Data revealing that over 30% of AI token usage by US firms now stems from Chinese providers highlights a significant trend. This figure is a stark increase from an average of just 11% before February 2026, with a peak usage of 46%. Companies like DeepSeek, Z.ai, and Alibaba’s Qwen are now making waves, outperforming US counterparts in both cost and performance. Chinese models are currently priced 60-90% lower than their American equivalents, making them not only economical but also increasingly attractive for businesses looking to optimize their operational costs.
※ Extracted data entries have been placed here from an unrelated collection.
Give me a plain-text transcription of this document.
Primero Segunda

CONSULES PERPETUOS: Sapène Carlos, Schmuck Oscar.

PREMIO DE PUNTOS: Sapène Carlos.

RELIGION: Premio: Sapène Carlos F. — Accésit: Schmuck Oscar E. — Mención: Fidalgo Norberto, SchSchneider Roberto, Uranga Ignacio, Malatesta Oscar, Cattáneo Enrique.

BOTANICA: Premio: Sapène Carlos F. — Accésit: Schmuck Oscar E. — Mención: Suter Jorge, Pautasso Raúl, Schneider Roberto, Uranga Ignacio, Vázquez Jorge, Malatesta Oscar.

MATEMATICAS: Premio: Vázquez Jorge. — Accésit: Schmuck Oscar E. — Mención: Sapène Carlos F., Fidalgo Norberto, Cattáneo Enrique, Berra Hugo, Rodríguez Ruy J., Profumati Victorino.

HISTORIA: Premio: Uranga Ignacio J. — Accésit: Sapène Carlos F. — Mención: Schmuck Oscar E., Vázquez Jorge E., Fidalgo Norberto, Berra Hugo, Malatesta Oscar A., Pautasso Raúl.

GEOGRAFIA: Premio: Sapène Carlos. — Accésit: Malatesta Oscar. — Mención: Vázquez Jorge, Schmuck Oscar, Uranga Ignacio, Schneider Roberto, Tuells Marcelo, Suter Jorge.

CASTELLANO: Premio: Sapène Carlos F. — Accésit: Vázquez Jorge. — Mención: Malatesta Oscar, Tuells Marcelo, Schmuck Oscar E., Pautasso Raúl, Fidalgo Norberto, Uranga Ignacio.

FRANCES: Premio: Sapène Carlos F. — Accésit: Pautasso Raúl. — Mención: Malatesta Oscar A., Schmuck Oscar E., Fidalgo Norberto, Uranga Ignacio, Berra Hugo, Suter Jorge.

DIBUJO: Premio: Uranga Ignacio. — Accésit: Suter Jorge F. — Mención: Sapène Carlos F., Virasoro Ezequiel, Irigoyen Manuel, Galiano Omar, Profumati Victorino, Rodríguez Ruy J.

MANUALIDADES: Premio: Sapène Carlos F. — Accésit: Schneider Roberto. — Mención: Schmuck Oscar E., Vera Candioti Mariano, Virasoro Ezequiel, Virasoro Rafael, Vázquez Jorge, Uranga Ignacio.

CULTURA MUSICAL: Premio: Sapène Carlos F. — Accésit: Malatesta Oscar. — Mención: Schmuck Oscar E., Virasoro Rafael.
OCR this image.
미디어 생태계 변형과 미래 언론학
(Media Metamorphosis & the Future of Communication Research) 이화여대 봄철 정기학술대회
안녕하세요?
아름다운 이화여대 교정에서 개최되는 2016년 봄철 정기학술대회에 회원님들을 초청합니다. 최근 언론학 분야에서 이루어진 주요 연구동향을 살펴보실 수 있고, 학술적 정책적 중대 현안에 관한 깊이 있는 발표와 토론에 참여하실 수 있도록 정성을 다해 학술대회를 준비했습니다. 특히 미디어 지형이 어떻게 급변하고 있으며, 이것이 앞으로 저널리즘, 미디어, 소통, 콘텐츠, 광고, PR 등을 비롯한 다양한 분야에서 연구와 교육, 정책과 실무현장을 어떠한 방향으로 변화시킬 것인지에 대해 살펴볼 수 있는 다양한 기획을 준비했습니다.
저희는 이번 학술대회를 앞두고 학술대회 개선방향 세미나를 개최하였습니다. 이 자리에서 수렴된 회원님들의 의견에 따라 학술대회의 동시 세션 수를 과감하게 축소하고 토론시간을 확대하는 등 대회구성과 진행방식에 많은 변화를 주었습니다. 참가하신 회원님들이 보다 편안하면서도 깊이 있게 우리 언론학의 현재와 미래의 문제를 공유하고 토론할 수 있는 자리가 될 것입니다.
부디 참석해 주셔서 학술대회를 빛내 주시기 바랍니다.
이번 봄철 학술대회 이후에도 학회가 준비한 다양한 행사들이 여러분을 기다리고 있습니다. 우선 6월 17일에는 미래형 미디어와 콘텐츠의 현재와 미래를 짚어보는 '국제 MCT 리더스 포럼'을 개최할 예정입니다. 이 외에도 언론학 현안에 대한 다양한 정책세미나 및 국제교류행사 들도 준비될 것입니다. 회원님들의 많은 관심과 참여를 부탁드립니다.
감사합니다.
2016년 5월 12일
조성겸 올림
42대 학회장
The dramatic adoption of these alternatives is illustrated by Z.ai's GLM-5.2 model, which experienced a staggering 27-fold surge in daily token volume just one week after its launch. Such rapid uptake suggests that these models are not merely stopgap solutions; they are becoming competitive contenders on global benchmarks and performance metrics. The move by AI startup Lindy to transition completely from Anthropic's software to DeepSeek shows this sentiment, as they cited significant savings in their operations.
Investors in AI-dependent enterprises should be particularly attentive to forthcoming earnings reports. Companies transitioning to these Chinese models could see substantial margin improvements, as cost reductions of 60-90% on AI inference will flow directly to their bottom line. However, the situation is not without risks; concerns are rising about potential Chinese export regulations that could mirror the American controls. The irony is palpable: the very measures intended to safeguard US technological advancements could lead firms into a scenario with similar constraints, albeit under a different regime.
This material is for informational purposes only and should not be considered financial advice.